Früher war der Wochenendspaziergang erholsam, aufmunternd und inspirierend – kurzum: Er ließ der Seele Flügel wachsen. Heute hingegen hat er ungfähr den gleichen Effekt wie ein Leberhaken. Kaum hat man ein paar Schritte durch den Wald oder Flur getan, da gräbt sich auch schon ein Troß von keuchenden Mountainbikern nebenan durch die Landschaft. Keine zweihundert Meter weiter versuchen sich einige Freeclimber nur mit der Kraft ihrer Zeigefinger eine senkrechte Felswand hinaufzuziehen. Fegt dann noch eine Rotte von Rennradlern oder Rollerskatern mit einem Affentempo vorbei, ist es um den inneren Frieden geschehen. Gerade eben war man mit sich und der Welt noch im reinen – urplötzlich aber fühlt man sich so buddhamäßig fett, so kurzatmig, ausgeleiert und aufgeschwemmt wie ein übergewichtiges Kind im Turnunterricht.

Ganz ähnlich sind die Eindrücke, die man im Sommerurlaub gewinnt. Wer seine Ferien noch heute mit Faulenzerei und ein bißchen Sightseeing verbringt, gilt praktisch als scheintot. Untätigkeit und Entspannung rangieren auf der nach oben offenen Verpöntheitsskala nur knapp hinter dem Kettenrauchen, denn der zeitgemäße Urlaub muß den Charme von dampfenden Sportschuhen und die Atmosphäre eines Weltmeisterschaftsfights besitzen. So hecheln Mountainbiker zwei Wochen lang über ausgewählte Bergriesen des Himalaya, während Canyonisten auf Wasserfällen in Alpenschluchten hinunterrutschen oder Rafter in einem Schlauchboot den Colorado abwärts brausen. Andere kämpfen sich 14 Tage lang durch die Knochenmühle eines Fitneßstudios an der Costa del Sol, und wenn ein Reiseveranstalter nächstens drei Wochen Galeerenrudern in Ketten anbietet, dann wird das vermutlich auch niemanden mehr wundern.

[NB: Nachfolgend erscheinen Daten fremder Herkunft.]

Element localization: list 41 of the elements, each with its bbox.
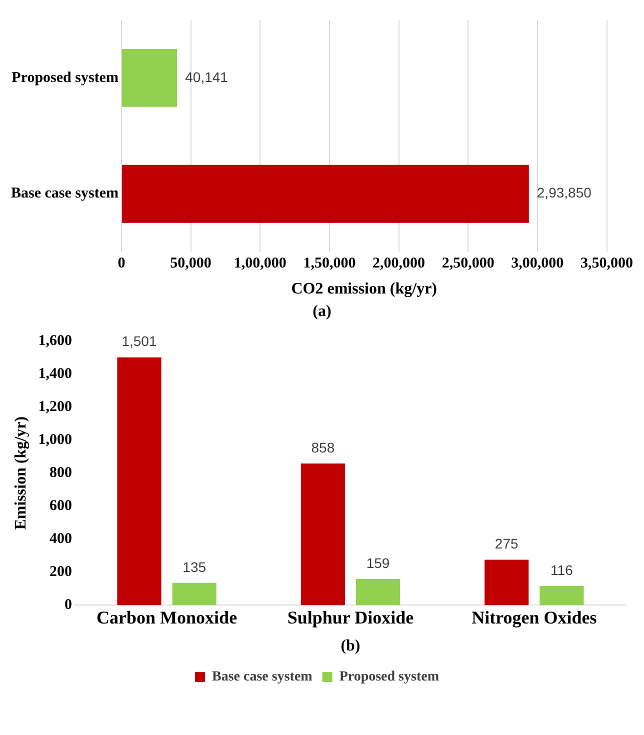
bar [484,560,529,606]
y-tick-label: Proposed system [12,70,119,86]
x-tick-label: Sulphur Dioxide [287,608,414,628]
x-tick-label: Nitrogen Oxides [472,608,597,628]
y-tick-label: 1,400 [38,366,72,382]
y-tick-label: 200 [49,564,72,580]
data-label: 135 [182,558,206,575]
text: (b) [340,638,360,655]
data-label: 2,93,850 [536,184,592,201]
x-tick-label: Carbon Monoxide [96,608,238,628]
y-tick-label: 400 [49,531,72,548]
y-tick-label: 1,200 [38,398,72,415]
data-label: 1,501 [122,333,157,350]
legend-label: Base case system [212,670,313,685]
bar [172,582,216,606]
bar [117,357,162,606]
x-tick-label: 1,00,000 [234,256,286,272]
x-tick-label: 2,00,000 [372,256,426,272]
x-axis-title: CO2 emission (kg/yr) [291,280,438,298]
y-tick-label: 1,600 [38,332,72,349]
x-tick-label: 3,00,000 [511,256,564,272]
y-tick-label: 1,000 [38,432,72,448]
x-tick-label: 2,50,000 [442,256,494,272]
data-label: 159 [366,554,390,571]
y-tick-label: Base case system [10,186,119,202]
text: (a) [312,303,332,321]
x-tick-label: 50,000 [170,256,212,272]
y-axis-title: Emission (kg/yr) [12,416,30,530]
y-tick-label: 0 [64,597,72,614]
legend-label: Proposed system [339,670,440,685]
bar [300,464,345,606]
data-label: 858 [311,439,335,456]
x-tick-label: 3,50,000 [580,256,633,272]
bar [356,578,400,606]
bar [540,586,584,606]
data-label: 275 [494,536,518,552]
data-label: 116 [550,562,574,578]
x-tick-label: 1,50,000 [303,256,356,272]
data-label: 40,141 [185,68,228,85]
y-tick-label: 800 [49,464,72,481]
y-tick-label: 600 [49,498,72,514]
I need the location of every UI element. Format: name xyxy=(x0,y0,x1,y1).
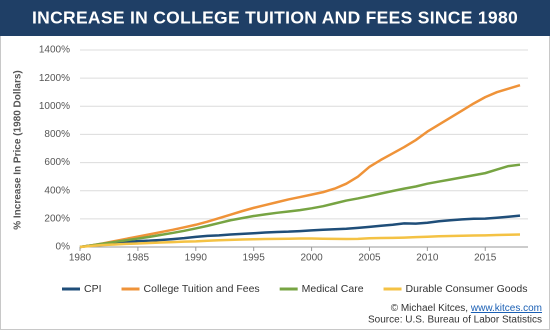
title-banner xyxy=(0,0,550,36)
series-line xyxy=(79,233,521,249)
series-line xyxy=(79,163,521,249)
x-tick-label: 1995 xyxy=(243,253,266,264)
y-tick-label: 800% xyxy=(44,129,70,140)
source-note: Source: U.S. Bureau of Labor Statistics xyxy=(368,315,542,326)
x-tick-label: 1985 xyxy=(127,253,150,264)
chart-title: INCREASE IN COLLEGE TUITION AND FEES SIN… xyxy=(32,8,518,28)
x-tick-label: 2015 xyxy=(474,253,497,264)
credit-link[interactable]: www.kitces.com xyxy=(470,303,542,314)
y-tick-label: 600% xyxy=(44,157,70,168)
legend-label: CPI xyxy=(84,283,102,295)
credit: © Michael Kitces, www.kitces.com xyxy=(391,303,542,314)
series-line xyxy=(79,83,521,249)
y-tick-label: 1200% xyxy=(39,73,70,84)
y-axis-label: % Increase In Price (1980 Dollars) xyxy=(13,70,24,230)
x-tick-label: 2000 xyxy=(300,253,323,264)
legend-label: Durable Consumer Goods xyxy=(406,283,528,295)
legend-label: Medical Care xyxy=(302,283,364,295)
legend-label: College Tuition and Fees xyxy=(144,283,260,295)
y-tick-label: 400% xyxy=(44,185,70,196)
y-tick-label: 0% xyxy=(56,242,71,253)
y-tick-label: 200% xyxy=(44,213,70,224)
x-tick-label: 2005 xyxy=(358,253,381,264)
x-tick-label: 1980 xyxy=(69,253,92,264)
x-tick-label: 2010 xyxy=(416,253,439,264)
y-tick-label: 1000% xyxy=(39,101,70,112)
x-tick-label: 1990 xyxy=(185,253,208,264)
y-tick-label: 1400% xyxy=(39,45,70,56)
series-line xyxy=(79,214,521,249)
credit-prefix: © Michael Kitces, xyxy=(391,303,468,314)
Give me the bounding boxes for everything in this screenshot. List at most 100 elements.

Ebensowenig verwunderlich ist es, daß die Sportwerdung des Menschen allmählich auch auf den Alltag übergreift. Schon sieht man Börsenmakler auf Inline-Skatern und mit dem Ziel einer neuen persönlichen Bestzeit morgens zu ihrem Arbeitsplatz sausen. In der Werbung läßt man Mountainbiker selbst für Produkte durch die Gegend radeln, die – wie Schokoriegel und Nußnougatcremes – bislang nicht gerade als fitneßfördernd bekannt waren. Und in den Zügen der deutschen Bahn wird man via Lautsprecher vom „Inter- City-Team“ begrüßt – was sich gerade so anhört, als wenn dieses Team die Fahrkartenkontrolle in einer Art Basketballdreß vornehmen würde.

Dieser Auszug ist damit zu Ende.